From September 1950 to January 1952, he fought during the Korean War.
Wounded twice, Occhi said he feels lucky to be alive today, especially since he lost friends in the line of duty.
“Death was very uncertain and swift,” said Occhi, who recalled how the summer months reached up to 110 degrees and then below zero during the winter months in Korea. “I was fortunate to make it back. Someone was watching over me.”
On Monday Occhi participated in the annual Veterans Day celebration hosted by the American Legion Post 72 on the green, saluting in his military uniform. For Occhi, the ceremony served as a meaningful reminder of why he fought during the war. During the celebration, he received an honorary certificate from the Legion in recognition of his service.
“I am proud to serve my country,” Occhi said. “Freedom is not free, and someone had to pay the price to make us free.”
With the help of Southington Town Hall, past commander John DeMello and the Legion conducted research to find the names of local veterans from town who served during the Korean War since this year marks the 60th anniversary of the historical event, which ended in an armistice. Over a span of less than two weeks, the town found close to 700 names of veterans from Southington and a few outside the town.
“War is brutal, you just do what you have to do,” Occhi said.
Members of the Legion provided certificates, printed by the Department of Defense, to veterans who are members of Post #72 from the Korean War era as well as to other veterans out of state or in other cities in Connecticut.

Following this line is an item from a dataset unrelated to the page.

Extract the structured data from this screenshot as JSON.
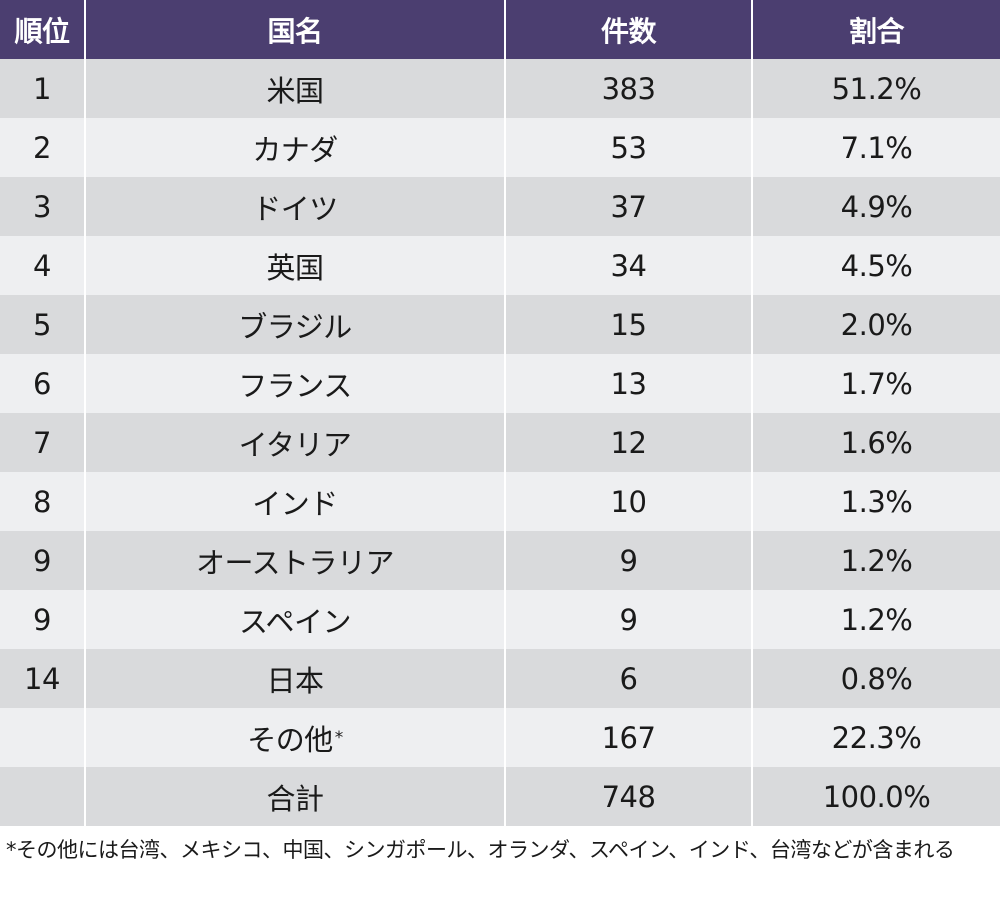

“It gives vets and their families something to be proud of,” DeMello said. “It will bring pride back in their hearts.”
Besides honoring Korean War veterans, the Legion, along with town officials and state representatives paid tribute to all veterans, recognizing the role they played in American freedom too. The Knights of Columbus placed a white cross below the flag pole in front of the Legion’s office to commemorate all comrades buried overseas.
“It is the soldiers that do the footwork, it is the soldiers that fight,” said former town councilor Dr. Al Natelli, who announced that over 120 pounds of candy will be donated to veterans overseas on behalf of the Southington Dental Associates for its Halloween Candy Buy Back drive.
The ceremony also resonated with Richard Krampitz Sr., who served in the U.S. Air Force during the Vietnam War. His brother, Edward Christensen, who served in the U.S. Marines, died in battle at the age of 19, leaving a wife and unborn child behind.
“I am here to pay respect to all our veterans, to see old friends, and to pay respects to my brother,” Krampitz said.